I was staying with family overseas recently and when we returned to the house after the cleaners had been, I noticed something strange. Bottles of shampoo and conditioner had switched position, and the hand lotion was now where the hand wash had been. “How annoying”, I first thought, after trying to wash my hands with lotion. But then a second thought lodged in my mind: “How brilliant!”
Move the shampoo
When you are working in a service industry, like cleaning, accounting or consulting, people pay you for an outcome — a clean house, a tax return or some professional advice — and placing a value on that can be tricky.
Take the oft-cited anecdote of the mechanic, for example. A guy takes his car to a mechanic because the engine is faltering. The mechanic picks up a hammer, hits the engine and it begins to run perfectly. “That will be $100”, says the mechanic. “$100? That’s outrageous – all you did was hit the engine!” the customer splutters. “It was only $1 to hit the engine”, the mechanic replies calmly. “It was $99 to know where to hit it.”
The issue is often one of perceived effort. People are more willing to pay if they feel it has cost you in sweat to deliver the service.
That was the genius of the cleaners moving the shampoo bottle.

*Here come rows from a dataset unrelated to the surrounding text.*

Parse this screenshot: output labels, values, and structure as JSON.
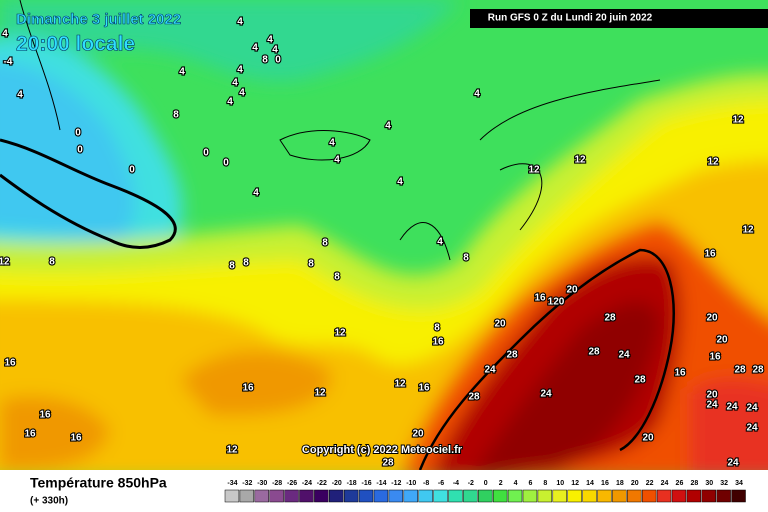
{
  "header": {
    "date": "Dimanche 3 juillet 2022",
    "time": "20:00 locale",
    "run": "Run GFS 0 Z du Lundi 20 juin 2022",
    "copyright": "Copyright (c) 2022 Meteociel.fr"
  },
  "legend": {
    "title": "Température 850hPa",
    "subtitle": "(+ 330h)",
    "ticks": [
      -34,
      -32,
      -30,
      -28,
      -26,
      -24,
      -22,
      -20,
      -18,
      -16,
      -14,
      -12,
      -10,
      -8,
      -6,
      -4,
      -2,
      0,
      2,
      4,
      6,
      8,
      10,
      12,
      14,
      16,
      18,
      20,
      22,
      24,
      26,
      28,
      30,
      32,
      34
    ],
    "colors": [
      "#c8c8c8",
      "#a8a8a8",
      "#9a6aa0",
      "#8a4a90",
      "#6a2a80",
      "#50106a",
      "#3a0060",
      "#20207a",
      "#1e3a9a",
      "#2050c0",
      "#2a6ae0",
      "#3a8af0",
      "#40a8f8",
      "#40c8f0",
      "#40e0e0",
      "#30e0b0",
      "#30d890",
      "#30d060",
      "#40e040",
      "#70f050",
      "#a0f040",
      "#c8f030",
      "#e8f020",
      "#f8f000",
      "#f8d800",
      "#f8b800",
      "#f09800",
      "#f07800",
      "#f05000",
      "#e83020",
      "#d01010",
      "#b00000",
      "#900000",
      "#700000",
      "#400000"
    ]
  },
  "contour_labels": [
    4,
    4,
    4,
    4,
    8,
    0,
    4,
    4,
    4,
    4,
    4,
    8,
    0,
    0,
    0,
    0,
    0,
    4,
    4,
    4,
    4,
    4,
    4,
    12,
    12,
    12,
    12,
    12,
    16,
    8,
    8,
    8,
    8,
    8,
    4,
    8,
    12,
    8,
    20,
    120,
    16,
    12,
    20,
    28,
    28,
    28,
    24,
    20,
    20,
    8,
    16,
    16,
    16,
    12,
    12,
    16,
    24,
    28,
    24,
    16,
    28,
    16,
    28,
    28,
    20,
    24,
    24,
    24,
    16,
    16,
    16,
    12,
    20,
    20,
    24,
    24,
    28,
    4,
    -4,
    4
  ]
}
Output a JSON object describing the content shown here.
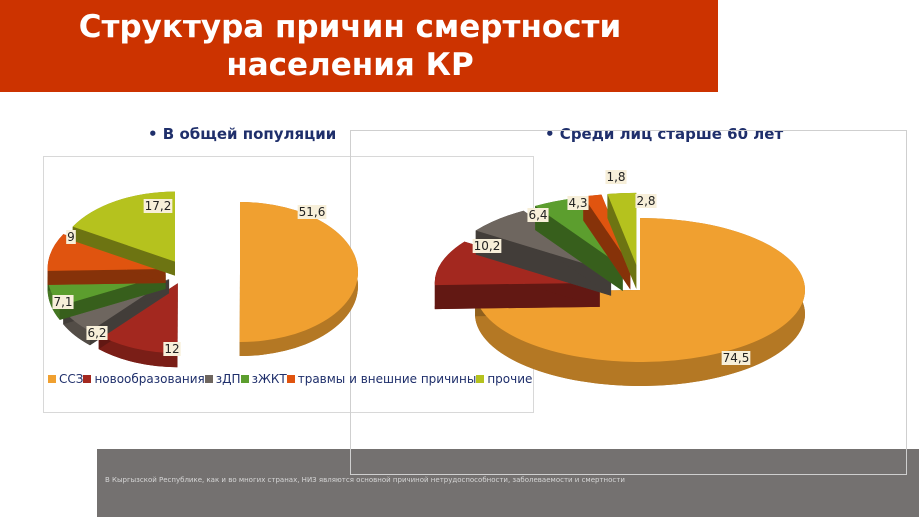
{
  "title": "Структура причин смертности\nнаселения КР",
  "subtitles": {
    "left": "•  В общей популяции",
    "right": "•  Среди лиц старше 60 лет"
  },
  "footer_text": "В Кыргызской Республике, как и во многих странах, НИЗ являются основной причиной нетрудоспособности, заболеваемости и смертности",
  "chart_data": [
    {
      "type": "pie",
      "title": "В общей популяции",
      "categories": [
        "ССЗ",
        "новообразования",
        "зДП",
        "зЖКТ",
        "травмы и внешние причины",
        "прочие"
      ],
      "values": [
        51.6,
        12,
        6.2,
        7.1,
        9,
        17.2
      ],
      "labels": [
        "51,6",
        "12",
        "6,2",
        "7,1",
        "9",
        "17,2"
      ],
      "colors": [
        "#f0a030",
        "#a3281f",
        "#6e665f",
        "#5c9e2e",
        "#e0540f",
        "#b5c21e"
      ],
      "legend": "bottom"
    },
    {
      "type": "pie",
      "title": "Среди лиц старше 60 лет",
      "categories": [
        "ССЗ",
        "новообразования",
        "зДП",
        "зЖКТ",
        "травмы и внешние причины",
        "прочие"
      ],
      "values": [
        74.5,
        10.2,
        6.4,
        4.3,
        1.8,
        2.8
      ],
      "labels": [
        "74,5",
        "10,2",
        "6,4",
        "4,3",
        "1,8",
        "2,8"
      ],
      "colors": [
        "#f0a030",
        "#a3281f",
        "#6e665f",
        "#5c9e2e",
        "#e0540f",
        "#b5c21e"
      ]
    }
  ]
}
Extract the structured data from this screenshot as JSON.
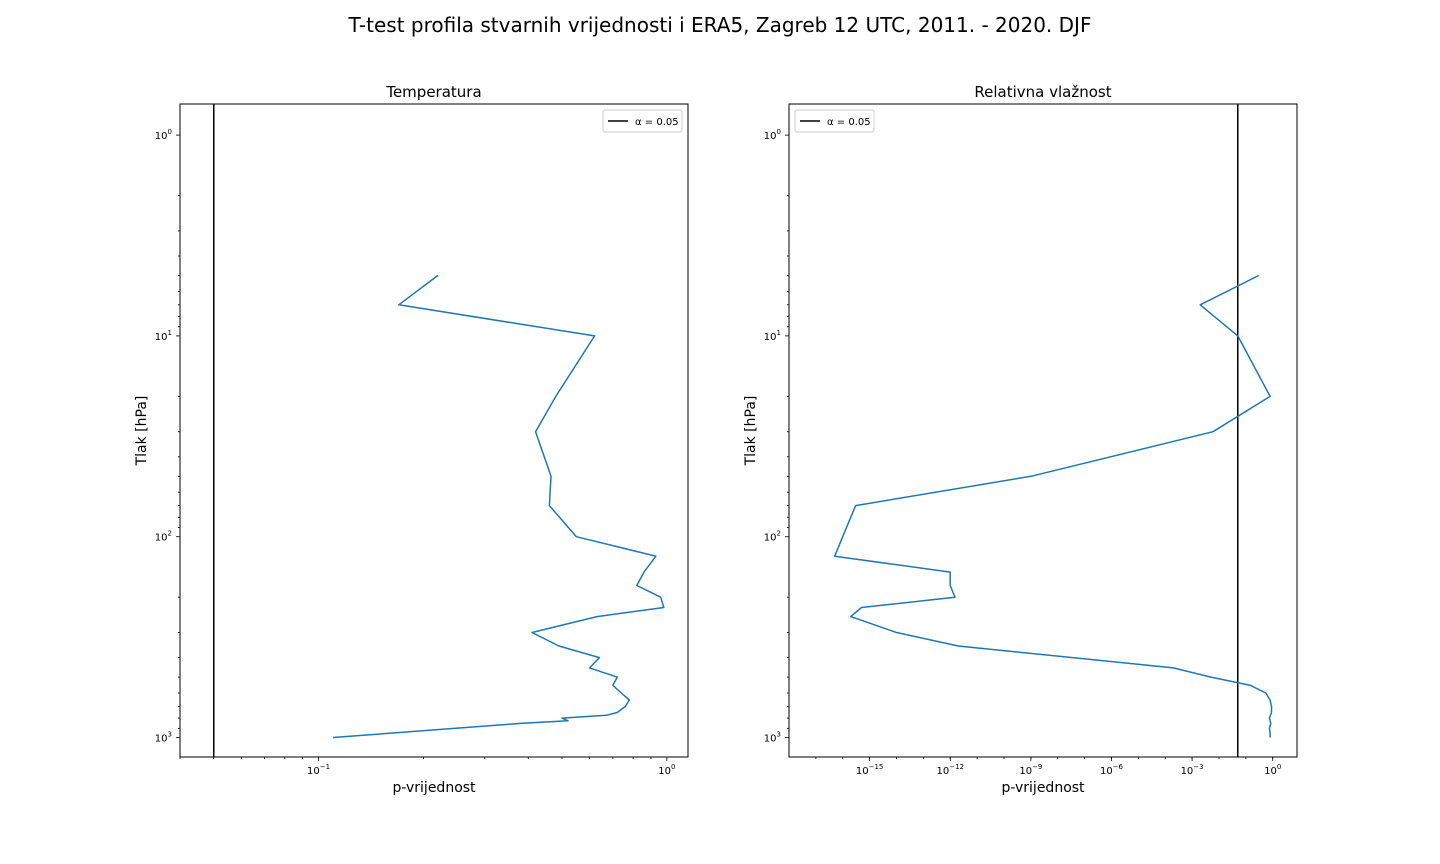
{
  "figure": {
    "title": "T-test profila stvarnih vrijednosti i ERA5, Zagreb 12 UTC, 2011. - 2020. DJF"
  },
  "chart_data": [
    {
      "type": "line",
      "title": "Temperatura",
      "xlabel": "p-vrijednost",
      "ylabel": "Tlak [hPa]",
      "x_scale": "log",
      "y_scale": "log",
      "y_inverted": true,
      "xlim": [
        0.04,
        1.15
      ],
      "ylim": [
        1250,
        0.7
      ],
      "x_ticks": [
        {
          "value": 0.1,
          "base": "10",
          "exp": "−1"
        },
        {
          "value": 1,
          "base": "10",
          "exp": "0"
        }
      ],
      "y_ticks": [
        {
          "value": 1,
          "base": "10",
          "exp": "0"
        },
        {
          "value": 10,
          "base": "10",
          "exp": "1"
        },
        {
          "value": 100,
          "base": "10",
          "exp": "2"
        },
        {
          "value": 1000,
          "base": "10",
          "exp": "3"
        }
      ],
      "alpha_line": {
        "x": 0.05,
        "label": "α = 0.05",
        "color": "#000000"
      },
      "legend": {
        "placement": "upper right",
        "entries": [
          "α = 0.05"
        ]
      },
      "series": [
        {
          "color": "#1f77b4",
          "points": [
            [
              0.22,
              5
            ],
            [
              0.17,
              7
            ],
            [
              0.62,
              10
            ],
            [
              0.48,
              20
            ],
            [
              0.42,
              30
            ],
            [
              0.465,
              50
            ],
            [
              0.46,
              70
            ],
            [
              0.55,
              100
            ],
            [
              0.93,
              125
            ],
            [
              0.86,
              150
            ],
            [
              0.82,
              175
            ],
            [
              0.96,
              200
            ],
            [
              0.98,
              225
            ],
            [
              0.63,
              250
            ],
            [
              0.41,
              300
            ],
            [
              0.49,
              350
            ],
            [
              0.64,
              400
            ],
            [
              0.6,
              450
            ],
            [
              0.72,
              500
            ],
            [
              0.7,
              550
            ],
            [
              0.74,
              600
            ],
            [
              0.78,
              650
            ],
            [
              0.76,
              700
            ],
            [
              0.72,
              750
            ],
            [
              0.67,
              775
            ],
            [
              0.5,
              800
            ],
            [
              0.52,
              825
            ],
            [
              0.38,
              850
            ],
            [
              0.11,
              1000
            ]
          ]
        }
      ]
    },
    {
      "type": "line",
      "title": "Relativna vlažnost",
      "xlabel": "p-vrijednost",
      "ylabel": "Tlak [hPa]",
      "x_scale": "log",
      "y_scale": "log",
      "y_inverted": true,
      "xlim": [
        1e-18,
        8
      ],
      "ylim": [
        1250,
        0.7
      ],
      "x_ticks": [
        {
          "value": 1e-15,
          "base": "10",
          "exp": "−15"
        },
        {
          "value": 1e-12,
          "base": "10",
          "exp": "−12"
        },
        {
          "value": 1e-09,
          "base": "10",
          "exp": "−9"
        },
        {
          "value": 1e-06,
          "base": "10",
          "exp": "−6"
        },
        {
          "value": 0.001,
          "base": "10",
          "exp": "−3"
        },
        {
          "value": 1,
          "base": "10",
          "exp": "0"
        }
      ],
      "y_ticks": [
        {
          "value": 1,
          "base": "10",
          "exp": "0"
        },
        {
          "value": 10,
          "base": "10",
          "exp": "1"
        },
        {
          "value": 100,
          "base": "10",
          "exp": "2"
        },
        {
          "value": 1000,
          "base": "10",
          "exp": "3"
        }
      ],
      "alpha_line": {
        "x": 0.05,
        "label": "α = 0.05",
        "color": "#000000"
      },
      "legend": {
        "placement": "upper left",
        "entries": [
          "α = 0.05"
        ]
      },
      "series": [
        {
          "color": "#1f77b4",
          "points": [
            [
              0.3,
              5
            ],
            [
              0.002,
              7
            ],
            [
              0.05,
              10
            ],
            [
              0.8,
              20
            ],
            [
              0.006,
              30
            ],
            [
              1e-09,
              50
            ],
            [
              3e-16,
              70
            ],
            [
              1e-16,
              100
            ],
            [
              5e-17,
              125
            ],
            [
              1e-12,
              150
            ],
            [
              1e-12,
              175
            ],
            [
              1.5e-12,
              200
            ],
            [
              5e-16,
              225
            ],
            [
              2e-16,
              250
            ],
            [
              1e-14,
              300
            ],
            [
              2e-12,
              350
            ],
            [
              0.0002,
              450
            ],
            [
              0.005,
              500
            ],
            [
              0.15,
              550
            ],
            [
              0.55,
              600
            ],
            [
              0.8,
              650
            ],
            [
              0.9,
              700
            ],
            [
              0.9,
              750
            ],
            [
              0.75,
              800
            ],
            [
              0.85,
              850
            ],
            [
              0.75,
              900
            ],
            [
              0.8,
              950
            ],
            [
              0.8,
              1000
            ]
          ]
        }
      ]
    }
  ]
}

It was their way of saying “we cleaned absolutely everything and everywhere”. They deliberately interrupted their client’s System 1, habitual thinking with a System 2 reminder.
Show me your effort
If you are in professional services and occasionally get push back on your pricing, it means your customer is not convinced of your value. Here are some tips on how to bolster your stocks:
- Talk about other projects you’ve worked on and the challenges you faced in coming to a solution. Get them to feel you have ‘rolled up your sleeves’ before so they know you have what it takes;
- Sketch out a project timeline including key milestones so they get a feel for what’s happening even when you are not with them;
- If they haven’t seen you much, send through short progress updates via email to assure them you are working on their project;
- Create artefacts of your effort. For instance, take photos of your brainstorming and share them with your client (see example below); and
- In your debrief, mention any ideas you discarded along the way — don’t just tell them the answer, take them through the permutations it took to get there. Your goal is to give them a sense of the effort you have expended (this is like moving the shampoo).
Similar lessons can be applied to products too. Talking about the provenance of the product, how many hours it takes to manufacture, the craftsmanship involved, and/or its special characteristics can enhance perceptions of value.
Don’t take your value for granted
In short, if you take your skills and expertise for granted, your customer will too. While whatever you do may come relatively easily to you, you are being employed because it doesn’t come easily to others. Show a little of what you have expended and your customer will value you for it.